Many Democrats and transgender rights advocates agreed with the governor and urged Republican lawmakers to support the veto. Opponents of the bill met in the State Assembly before the vote.

“We are spending our time making children feel bad about themselves,” said state Senator Shelli Yoder, a Democrat, who said she was concerned that the legislation could harm children’s mental health. Ms. Yoder predicted that “the hatred and discrimination of the bill will be tried in court”.

Even after Mr. Holcomb’s veto, the Indiana bill retained the support of many of the state’s most powerful Republicans. Attorney General Todd Rokita has repeatedly praised the measure, which he said would ensure a level playing field for young athletes, and vowed to defend the state from any lawsuits that might ensue.

“Hoosiers will not be bullied by smart groups that threaten women’s sports,” Mr. Rokita wrote this month in a piece published by The Hamilton County Reporter, a local newspaper.

Shortly after the exclusion vote, Indiana’s American Civil Liberties Union announced it had filed a federal lawsuit on behalf of a 10-year-old transgender girl who plays on her school’s women’s softball team. The lawsuit aims to block the application of the new law.

Mr. Holcomb, who is barred by mandate limits from running again in 2024, came to power in Indiana in the months after Governor Mike Pence signed a measure his supporters called the “Religious Freedom Restoration Act.” 2015.

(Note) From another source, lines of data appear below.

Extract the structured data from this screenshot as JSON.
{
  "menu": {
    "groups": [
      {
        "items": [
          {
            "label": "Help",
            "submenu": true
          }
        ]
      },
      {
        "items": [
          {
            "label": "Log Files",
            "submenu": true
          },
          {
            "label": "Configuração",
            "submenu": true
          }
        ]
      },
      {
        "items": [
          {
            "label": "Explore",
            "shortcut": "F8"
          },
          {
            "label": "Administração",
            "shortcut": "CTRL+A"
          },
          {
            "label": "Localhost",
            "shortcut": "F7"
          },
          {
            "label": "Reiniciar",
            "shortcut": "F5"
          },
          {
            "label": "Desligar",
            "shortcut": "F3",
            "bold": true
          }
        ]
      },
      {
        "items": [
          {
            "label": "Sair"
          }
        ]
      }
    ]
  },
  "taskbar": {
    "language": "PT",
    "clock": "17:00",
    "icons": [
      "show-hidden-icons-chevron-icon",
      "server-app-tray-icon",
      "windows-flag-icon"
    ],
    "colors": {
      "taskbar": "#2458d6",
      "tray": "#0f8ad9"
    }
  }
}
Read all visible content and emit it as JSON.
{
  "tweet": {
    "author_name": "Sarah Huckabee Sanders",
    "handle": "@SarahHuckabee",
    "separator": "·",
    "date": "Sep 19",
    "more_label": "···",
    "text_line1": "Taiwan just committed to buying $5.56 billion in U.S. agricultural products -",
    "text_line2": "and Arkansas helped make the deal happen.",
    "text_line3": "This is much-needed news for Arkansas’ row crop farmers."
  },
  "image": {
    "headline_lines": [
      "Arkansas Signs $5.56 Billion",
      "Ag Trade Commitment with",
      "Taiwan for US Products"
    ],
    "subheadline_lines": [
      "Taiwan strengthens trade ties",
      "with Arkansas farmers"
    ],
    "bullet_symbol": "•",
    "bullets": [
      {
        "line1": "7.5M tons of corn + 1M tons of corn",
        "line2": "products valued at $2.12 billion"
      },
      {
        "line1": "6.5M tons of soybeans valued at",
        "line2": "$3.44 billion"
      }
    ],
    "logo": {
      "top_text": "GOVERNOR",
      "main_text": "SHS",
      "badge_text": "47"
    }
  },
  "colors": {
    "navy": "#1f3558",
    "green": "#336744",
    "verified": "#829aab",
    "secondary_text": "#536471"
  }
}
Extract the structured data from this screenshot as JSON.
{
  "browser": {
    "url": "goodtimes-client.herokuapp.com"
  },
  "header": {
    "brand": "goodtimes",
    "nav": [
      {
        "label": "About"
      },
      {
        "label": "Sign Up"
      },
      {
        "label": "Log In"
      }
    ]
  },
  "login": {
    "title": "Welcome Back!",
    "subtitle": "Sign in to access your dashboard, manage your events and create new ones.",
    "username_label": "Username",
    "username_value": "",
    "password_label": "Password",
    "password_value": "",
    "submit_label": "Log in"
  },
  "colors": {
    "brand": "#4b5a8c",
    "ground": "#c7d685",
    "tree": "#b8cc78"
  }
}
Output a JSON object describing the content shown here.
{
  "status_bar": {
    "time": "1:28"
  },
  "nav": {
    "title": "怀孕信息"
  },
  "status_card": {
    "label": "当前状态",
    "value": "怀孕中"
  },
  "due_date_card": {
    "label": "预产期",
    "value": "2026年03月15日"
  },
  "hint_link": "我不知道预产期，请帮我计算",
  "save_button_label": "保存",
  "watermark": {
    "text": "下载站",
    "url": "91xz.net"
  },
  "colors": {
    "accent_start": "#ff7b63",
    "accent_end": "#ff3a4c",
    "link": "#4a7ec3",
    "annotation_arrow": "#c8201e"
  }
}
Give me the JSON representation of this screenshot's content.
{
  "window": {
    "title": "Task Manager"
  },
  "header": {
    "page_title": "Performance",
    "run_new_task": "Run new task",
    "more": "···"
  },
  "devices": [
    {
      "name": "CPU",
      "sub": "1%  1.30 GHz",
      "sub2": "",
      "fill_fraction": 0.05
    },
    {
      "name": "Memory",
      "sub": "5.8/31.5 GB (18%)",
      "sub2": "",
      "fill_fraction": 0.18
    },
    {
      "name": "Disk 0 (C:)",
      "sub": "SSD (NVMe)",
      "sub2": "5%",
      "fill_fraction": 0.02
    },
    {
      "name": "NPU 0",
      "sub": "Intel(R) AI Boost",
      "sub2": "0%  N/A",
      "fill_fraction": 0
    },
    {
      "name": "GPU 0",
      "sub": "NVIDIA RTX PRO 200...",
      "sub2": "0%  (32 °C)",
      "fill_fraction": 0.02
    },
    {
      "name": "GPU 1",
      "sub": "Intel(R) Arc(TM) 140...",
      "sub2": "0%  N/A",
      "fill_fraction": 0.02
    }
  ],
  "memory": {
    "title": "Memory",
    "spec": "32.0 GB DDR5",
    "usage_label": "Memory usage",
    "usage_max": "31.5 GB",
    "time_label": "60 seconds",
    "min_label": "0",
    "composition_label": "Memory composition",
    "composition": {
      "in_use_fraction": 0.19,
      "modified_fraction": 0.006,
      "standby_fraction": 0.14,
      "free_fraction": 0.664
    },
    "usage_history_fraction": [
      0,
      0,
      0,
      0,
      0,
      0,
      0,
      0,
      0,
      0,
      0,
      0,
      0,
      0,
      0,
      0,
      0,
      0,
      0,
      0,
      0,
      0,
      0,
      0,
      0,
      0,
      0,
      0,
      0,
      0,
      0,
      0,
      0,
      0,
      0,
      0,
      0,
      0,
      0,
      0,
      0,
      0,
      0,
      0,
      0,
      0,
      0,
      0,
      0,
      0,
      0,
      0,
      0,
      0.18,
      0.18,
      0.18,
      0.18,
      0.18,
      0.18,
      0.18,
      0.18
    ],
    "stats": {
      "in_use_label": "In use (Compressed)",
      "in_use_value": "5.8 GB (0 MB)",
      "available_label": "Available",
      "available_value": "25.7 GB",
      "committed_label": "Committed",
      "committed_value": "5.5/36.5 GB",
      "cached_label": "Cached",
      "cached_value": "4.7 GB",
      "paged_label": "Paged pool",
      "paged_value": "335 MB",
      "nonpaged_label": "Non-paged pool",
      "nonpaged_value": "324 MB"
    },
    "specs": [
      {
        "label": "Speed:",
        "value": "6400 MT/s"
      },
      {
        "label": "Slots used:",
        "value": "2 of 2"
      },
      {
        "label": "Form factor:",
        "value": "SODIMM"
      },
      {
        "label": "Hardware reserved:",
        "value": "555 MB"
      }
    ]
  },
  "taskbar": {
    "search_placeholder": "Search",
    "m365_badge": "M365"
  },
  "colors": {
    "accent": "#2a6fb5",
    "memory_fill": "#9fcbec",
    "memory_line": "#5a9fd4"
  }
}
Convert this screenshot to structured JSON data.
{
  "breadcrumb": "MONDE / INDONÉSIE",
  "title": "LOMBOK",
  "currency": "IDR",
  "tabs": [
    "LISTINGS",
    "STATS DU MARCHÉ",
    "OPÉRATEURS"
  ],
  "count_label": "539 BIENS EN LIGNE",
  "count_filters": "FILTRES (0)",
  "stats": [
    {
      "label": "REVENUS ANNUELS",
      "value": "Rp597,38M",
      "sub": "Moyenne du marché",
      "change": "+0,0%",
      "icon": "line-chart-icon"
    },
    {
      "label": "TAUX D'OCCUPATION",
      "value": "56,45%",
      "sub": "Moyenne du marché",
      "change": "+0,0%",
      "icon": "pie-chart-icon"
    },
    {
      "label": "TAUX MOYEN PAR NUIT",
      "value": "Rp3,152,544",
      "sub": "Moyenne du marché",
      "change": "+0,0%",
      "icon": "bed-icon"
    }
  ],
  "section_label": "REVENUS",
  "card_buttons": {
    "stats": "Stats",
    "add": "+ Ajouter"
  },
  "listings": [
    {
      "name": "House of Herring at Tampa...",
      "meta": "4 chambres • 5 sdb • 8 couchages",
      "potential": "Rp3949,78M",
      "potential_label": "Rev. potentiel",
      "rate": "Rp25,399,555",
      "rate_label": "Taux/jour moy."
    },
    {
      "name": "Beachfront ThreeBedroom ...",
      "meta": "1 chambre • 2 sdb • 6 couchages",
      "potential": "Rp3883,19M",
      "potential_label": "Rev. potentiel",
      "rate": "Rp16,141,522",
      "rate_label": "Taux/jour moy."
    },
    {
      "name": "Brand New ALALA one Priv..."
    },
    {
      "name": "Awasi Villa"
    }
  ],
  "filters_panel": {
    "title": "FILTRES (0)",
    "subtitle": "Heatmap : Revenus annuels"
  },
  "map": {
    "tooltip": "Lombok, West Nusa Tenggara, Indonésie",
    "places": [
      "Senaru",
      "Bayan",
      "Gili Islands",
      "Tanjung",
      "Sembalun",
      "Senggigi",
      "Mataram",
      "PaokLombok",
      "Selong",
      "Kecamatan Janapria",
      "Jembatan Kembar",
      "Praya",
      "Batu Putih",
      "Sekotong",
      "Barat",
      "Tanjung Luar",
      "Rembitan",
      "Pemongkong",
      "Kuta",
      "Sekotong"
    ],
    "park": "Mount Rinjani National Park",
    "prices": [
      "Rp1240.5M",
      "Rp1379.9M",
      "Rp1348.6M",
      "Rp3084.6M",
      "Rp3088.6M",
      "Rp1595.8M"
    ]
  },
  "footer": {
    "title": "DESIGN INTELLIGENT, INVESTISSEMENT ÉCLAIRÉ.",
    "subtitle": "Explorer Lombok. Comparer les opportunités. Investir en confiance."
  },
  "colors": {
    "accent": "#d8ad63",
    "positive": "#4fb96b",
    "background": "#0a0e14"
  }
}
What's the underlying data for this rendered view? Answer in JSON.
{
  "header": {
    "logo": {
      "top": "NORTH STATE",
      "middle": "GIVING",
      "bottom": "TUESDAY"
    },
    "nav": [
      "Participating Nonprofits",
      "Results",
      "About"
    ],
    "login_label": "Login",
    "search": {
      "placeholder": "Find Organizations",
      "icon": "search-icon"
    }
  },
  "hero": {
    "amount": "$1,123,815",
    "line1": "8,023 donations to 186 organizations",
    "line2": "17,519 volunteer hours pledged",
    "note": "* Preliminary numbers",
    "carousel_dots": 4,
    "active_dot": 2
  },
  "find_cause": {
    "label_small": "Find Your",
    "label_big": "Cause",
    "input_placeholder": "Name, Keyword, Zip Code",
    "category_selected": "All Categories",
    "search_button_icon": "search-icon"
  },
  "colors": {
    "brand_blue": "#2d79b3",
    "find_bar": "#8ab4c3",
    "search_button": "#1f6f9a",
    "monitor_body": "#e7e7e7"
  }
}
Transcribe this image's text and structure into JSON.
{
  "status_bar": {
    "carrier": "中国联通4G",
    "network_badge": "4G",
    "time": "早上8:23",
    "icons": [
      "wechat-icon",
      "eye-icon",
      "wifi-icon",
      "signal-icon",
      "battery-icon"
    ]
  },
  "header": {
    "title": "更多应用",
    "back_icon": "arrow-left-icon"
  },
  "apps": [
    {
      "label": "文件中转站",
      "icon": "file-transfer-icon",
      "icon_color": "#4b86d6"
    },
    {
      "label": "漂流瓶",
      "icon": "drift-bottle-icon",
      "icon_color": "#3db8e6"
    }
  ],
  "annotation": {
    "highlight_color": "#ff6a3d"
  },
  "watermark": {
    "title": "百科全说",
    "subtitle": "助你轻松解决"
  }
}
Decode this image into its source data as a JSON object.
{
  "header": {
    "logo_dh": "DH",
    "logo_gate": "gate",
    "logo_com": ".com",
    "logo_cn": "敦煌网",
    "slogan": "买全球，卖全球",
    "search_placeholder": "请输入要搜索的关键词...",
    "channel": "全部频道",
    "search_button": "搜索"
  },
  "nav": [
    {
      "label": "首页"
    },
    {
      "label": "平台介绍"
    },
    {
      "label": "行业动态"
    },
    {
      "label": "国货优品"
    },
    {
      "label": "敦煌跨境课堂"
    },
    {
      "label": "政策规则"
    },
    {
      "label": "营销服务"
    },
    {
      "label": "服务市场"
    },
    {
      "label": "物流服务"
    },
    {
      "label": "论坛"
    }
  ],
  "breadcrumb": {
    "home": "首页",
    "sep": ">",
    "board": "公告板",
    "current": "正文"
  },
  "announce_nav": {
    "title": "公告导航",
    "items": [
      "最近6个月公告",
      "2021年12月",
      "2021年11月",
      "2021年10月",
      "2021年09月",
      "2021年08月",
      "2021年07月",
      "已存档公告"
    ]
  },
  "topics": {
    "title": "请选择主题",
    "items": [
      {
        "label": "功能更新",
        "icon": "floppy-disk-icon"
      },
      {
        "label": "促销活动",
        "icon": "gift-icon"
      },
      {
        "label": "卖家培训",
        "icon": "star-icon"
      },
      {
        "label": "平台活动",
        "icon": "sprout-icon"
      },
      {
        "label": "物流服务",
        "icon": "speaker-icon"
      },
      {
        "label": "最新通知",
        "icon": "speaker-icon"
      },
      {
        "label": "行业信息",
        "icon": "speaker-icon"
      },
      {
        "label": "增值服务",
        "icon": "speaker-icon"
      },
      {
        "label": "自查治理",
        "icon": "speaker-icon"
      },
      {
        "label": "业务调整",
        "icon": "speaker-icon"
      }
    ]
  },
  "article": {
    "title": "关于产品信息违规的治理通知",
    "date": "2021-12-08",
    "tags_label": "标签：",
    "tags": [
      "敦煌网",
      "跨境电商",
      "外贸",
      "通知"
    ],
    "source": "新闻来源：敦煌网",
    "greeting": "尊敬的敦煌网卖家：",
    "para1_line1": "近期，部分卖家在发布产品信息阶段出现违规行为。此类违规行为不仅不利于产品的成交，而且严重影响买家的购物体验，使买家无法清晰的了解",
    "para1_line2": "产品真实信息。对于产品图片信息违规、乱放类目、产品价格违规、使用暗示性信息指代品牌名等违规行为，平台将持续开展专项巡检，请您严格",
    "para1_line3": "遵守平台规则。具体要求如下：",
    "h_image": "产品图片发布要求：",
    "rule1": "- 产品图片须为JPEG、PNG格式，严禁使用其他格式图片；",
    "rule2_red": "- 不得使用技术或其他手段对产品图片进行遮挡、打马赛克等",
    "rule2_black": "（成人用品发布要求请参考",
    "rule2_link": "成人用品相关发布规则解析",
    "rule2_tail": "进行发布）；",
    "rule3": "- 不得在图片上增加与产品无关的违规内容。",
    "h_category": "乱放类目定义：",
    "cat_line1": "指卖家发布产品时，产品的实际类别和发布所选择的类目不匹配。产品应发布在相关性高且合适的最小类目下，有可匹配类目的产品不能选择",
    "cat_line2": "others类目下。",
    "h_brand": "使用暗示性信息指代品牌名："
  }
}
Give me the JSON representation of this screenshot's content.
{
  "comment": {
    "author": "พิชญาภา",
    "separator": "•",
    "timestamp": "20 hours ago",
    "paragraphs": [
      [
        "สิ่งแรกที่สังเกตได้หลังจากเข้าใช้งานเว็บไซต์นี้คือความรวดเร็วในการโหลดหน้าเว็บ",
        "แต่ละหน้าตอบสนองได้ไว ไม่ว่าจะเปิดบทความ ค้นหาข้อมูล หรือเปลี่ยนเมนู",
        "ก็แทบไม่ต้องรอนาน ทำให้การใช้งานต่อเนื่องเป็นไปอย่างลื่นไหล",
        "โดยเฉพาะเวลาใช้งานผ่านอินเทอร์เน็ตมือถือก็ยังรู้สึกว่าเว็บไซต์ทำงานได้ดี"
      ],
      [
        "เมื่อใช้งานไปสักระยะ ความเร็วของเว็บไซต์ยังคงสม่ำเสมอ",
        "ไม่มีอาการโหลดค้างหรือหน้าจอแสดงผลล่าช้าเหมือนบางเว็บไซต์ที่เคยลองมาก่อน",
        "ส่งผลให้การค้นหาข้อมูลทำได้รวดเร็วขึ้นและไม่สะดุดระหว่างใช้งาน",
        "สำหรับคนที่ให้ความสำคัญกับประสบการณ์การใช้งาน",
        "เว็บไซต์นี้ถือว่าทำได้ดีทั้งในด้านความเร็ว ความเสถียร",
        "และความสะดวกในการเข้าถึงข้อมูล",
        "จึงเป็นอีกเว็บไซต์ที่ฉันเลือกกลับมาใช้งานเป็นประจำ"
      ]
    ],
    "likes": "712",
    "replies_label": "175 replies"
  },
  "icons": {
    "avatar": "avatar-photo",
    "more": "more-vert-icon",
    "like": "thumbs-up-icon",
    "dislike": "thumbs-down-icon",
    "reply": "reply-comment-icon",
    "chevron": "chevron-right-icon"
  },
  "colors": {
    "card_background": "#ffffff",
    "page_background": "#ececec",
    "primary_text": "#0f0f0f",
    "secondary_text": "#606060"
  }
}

That law was presented as a way to protect religious entrepreneurs from having to provide cakes and flowers for same-sex weddings, but it sparked fierce opposition, including from some of Indiana’s most prominent businesses. It was quickly rewritten to explicitly prohibit discrimination based on sexual orientation or gender identity.

Mr. Holcomb, whom Mr. Pence appointed lieutenant governor after the backlash to the law, stepped in as a Republican candidate for governor in 2016 after Mr. Pence was chosen as Donald J. Trump’s running mate.

During his time as governor, Holcomb embraced many conservative policies, including a measure he signed this year allowing people in Indiana to carry guns without permission. But he has at times taken a more moderate stance than other Republicans, frustrating some conservatives with restrictions on viruses in the early stages of the pandemic.